Topic: Synaptome mapping - new technical approaches for unravelling the molecular architecture of synapses and the brain.

Burlington Danes 04 940X414

You are invited to join the UK Dementia Research Institute at Imperial College London for the first instalment of their newly-launched seminar series.

A light lunch will be available from 1pm.
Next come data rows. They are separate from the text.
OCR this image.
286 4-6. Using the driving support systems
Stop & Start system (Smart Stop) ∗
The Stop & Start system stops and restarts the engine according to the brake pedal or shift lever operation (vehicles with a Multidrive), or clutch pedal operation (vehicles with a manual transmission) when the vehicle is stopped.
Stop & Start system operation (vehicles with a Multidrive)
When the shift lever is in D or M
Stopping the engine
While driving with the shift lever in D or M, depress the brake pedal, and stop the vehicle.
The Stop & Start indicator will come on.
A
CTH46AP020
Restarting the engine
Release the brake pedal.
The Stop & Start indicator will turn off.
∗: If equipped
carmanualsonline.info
Synaptome mapping: new technical approaches for unravelling the molecular architecture of synapses and the brain

Prof. Seth Grant, FRSE, FMedSci Centre for Clinical Brain Sciences University of Edinburgh

Synapses are hallmarks of brain complexity – they are found in vast numbers and contain over 1,000 protein types. What is the purpose of this molecular complexity, how did it arise, and is there any logic to its organization?

We have addressed these issues using large-scale molecular approaches focused on the postsynaptic terminal of excitatory synapses. We found that postsynaptic proteins are hierarchically assembled into signaling complexes and supercomplexes, and these are distributed between synapses to generate synapse types. Whole-brain synapse maps revealed striking synaptic diversity and a “synaptome architecture” of the brain. Synaptome maps correlate with the structural and functional connectome, indicating that maps of synapse molecular diversity are features of systems-level organization.

We also analyzed the postsynaptic responses to elementary patterns of neural activity and a repertoire of innate and learned behaviors in mice with mutations in >50 postsynaptic proteins. The results of these experiments, together with the synaptome map data indicate that synapse diversity is a means of storing and recalling information in the brain. Synapse proteome complexity may generate a virtually limitless number of synapse types and synaptome maps offering immense information storage that can be accessed by patterns of activity. Autism and schizophrenia mutations disrupted the hierarchical assembly of supercomplexes and synaptome map architecture, the responses to sequences of activity and the behavioral repertoire.